One of the things I am passionate about as a teacher is helping students find their voice. Teaching Latin, and Art History, are definitely not high on the practical list of things for students to study. That said, both are excellent subjects to really test students on multiple levels – but that is another post for another time.
Most importantly, our students are graduating without knowing what they are passionate about, let alone interested in. They are told what they should study and most pursue that track in their later academic years but many do so dubiously and with a lack of fuel and execution. This is because not only do they not know themselves, but they also do not fully understand their purpose in life either. “Know thyself”, the famous maxim from Plato’s Academy is applicable on so many levels.
Why are so many students unaware of their passion, interests, or purpose? We are so busy telling them what to study but never why. We don’t give them the time to reflect on what they have learned nor dare to inquire about things that are interesting to them. Most of our courses are so jam-packed with things to study that there is no time to stop and inquire.
As a result, our educational system is reliant on extrinsic motivation. Students are “playing” at learning so they can get good grades on their transcripts and then move on to the next educational institution. They will then be on the hunt for jobs that fit their choice of study. We are becoming all-too-familiar with the fact that most of the jobs here today will be gone tomorrow. Our educational system is not preparing our students for their futures but instead setting them up for failure.
Students today need to be able to shift ideas and adapt. They need to be developing a vast array of skills and become focused on a growth mindset and not be stuck in a fixed world. This requires a creative outlook with a hacker’s flair. It is for this reason that I have been seeking further development in trying to shift my classrooms from a traditional, teacher-centered environment into a collaborative one that is student-centered.
I recently (in March) attended the Deeper Learning conference in San Diego and was exposed to even more PBL (project based learning) to help wrap my head around an inquiry-based methodology. This summer, I am also going to be heading up to Project Zero at Harvard to further enrich my approach in the classroom.
The reasoning is simple; students need to be driven by their passions and intrinsically motivated. That said, passion is only a starting point, it is not sustainable. It gets you out the door but any passion should evolve into an interest and eventually purpose. Once passion has turned into purpose, we have a longer game in play and a student will be dedicated to a life-long journey.
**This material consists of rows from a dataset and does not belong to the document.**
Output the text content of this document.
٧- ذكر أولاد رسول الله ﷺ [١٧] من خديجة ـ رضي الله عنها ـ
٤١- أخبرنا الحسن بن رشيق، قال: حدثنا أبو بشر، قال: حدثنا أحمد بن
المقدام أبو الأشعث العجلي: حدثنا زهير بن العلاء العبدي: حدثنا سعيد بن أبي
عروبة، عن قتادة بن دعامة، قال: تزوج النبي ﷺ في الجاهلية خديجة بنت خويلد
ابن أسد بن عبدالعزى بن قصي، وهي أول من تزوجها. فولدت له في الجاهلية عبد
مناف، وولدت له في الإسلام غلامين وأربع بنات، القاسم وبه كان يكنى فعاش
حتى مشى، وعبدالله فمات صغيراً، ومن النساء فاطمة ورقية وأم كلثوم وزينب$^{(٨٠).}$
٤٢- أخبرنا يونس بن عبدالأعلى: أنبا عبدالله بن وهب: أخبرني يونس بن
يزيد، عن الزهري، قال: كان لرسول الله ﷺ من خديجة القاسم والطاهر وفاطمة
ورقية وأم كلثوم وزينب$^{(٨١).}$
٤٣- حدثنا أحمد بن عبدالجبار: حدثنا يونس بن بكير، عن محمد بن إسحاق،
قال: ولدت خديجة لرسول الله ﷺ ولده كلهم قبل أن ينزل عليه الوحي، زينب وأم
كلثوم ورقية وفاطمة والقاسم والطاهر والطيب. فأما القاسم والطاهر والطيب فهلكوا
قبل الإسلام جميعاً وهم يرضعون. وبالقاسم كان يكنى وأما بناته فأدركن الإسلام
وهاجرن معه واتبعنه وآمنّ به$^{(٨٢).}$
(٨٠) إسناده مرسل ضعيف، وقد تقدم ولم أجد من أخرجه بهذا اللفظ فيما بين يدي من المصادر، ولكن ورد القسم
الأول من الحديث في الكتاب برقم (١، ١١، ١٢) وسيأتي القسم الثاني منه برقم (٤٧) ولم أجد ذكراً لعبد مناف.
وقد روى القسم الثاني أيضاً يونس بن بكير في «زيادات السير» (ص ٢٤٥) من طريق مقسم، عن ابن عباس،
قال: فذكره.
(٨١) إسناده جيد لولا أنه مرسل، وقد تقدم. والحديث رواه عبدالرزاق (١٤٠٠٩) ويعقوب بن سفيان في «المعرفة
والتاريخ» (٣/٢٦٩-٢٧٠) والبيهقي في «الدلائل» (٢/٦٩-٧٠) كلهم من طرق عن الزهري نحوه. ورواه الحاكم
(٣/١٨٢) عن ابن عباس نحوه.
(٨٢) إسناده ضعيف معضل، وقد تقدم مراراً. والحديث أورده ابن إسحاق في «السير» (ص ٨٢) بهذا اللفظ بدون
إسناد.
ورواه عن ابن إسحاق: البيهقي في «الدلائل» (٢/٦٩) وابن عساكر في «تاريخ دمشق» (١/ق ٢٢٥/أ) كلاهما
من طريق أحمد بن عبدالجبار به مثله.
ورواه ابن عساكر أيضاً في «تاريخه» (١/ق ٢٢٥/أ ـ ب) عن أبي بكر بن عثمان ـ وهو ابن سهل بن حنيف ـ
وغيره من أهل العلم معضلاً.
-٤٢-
“…all that we need to make us happy is something to be enthusiastic about.” Albert Einstein
In order to get to this space in the classroom, we need to drastically rethink how we teachers work. We need to put less stress on being the content experts and more stress on being coaches to help students acquire skills. Those skills should be based on inquiry where students seek out areas of interest on their own and report back on what they have found using credible evidence. Nothing today may be more important than teaching our students how to vet credible evidence from the incessant streams of information that are available to anyone with a connected mobile device. We need to let go of control and instead put our students at the center of their learning.
I will be posting more substantive ways of achieving this in future posts. Rather than just update what I am doing at the moment, which tends to be a lot as I do get very busy (and not a lot of time to post much!), I am also going to be sharing what my targets are and how I am going to strive to accomplish them. If nothing else, it helps me to hold myself accountable and provides me a reflection space for all to see!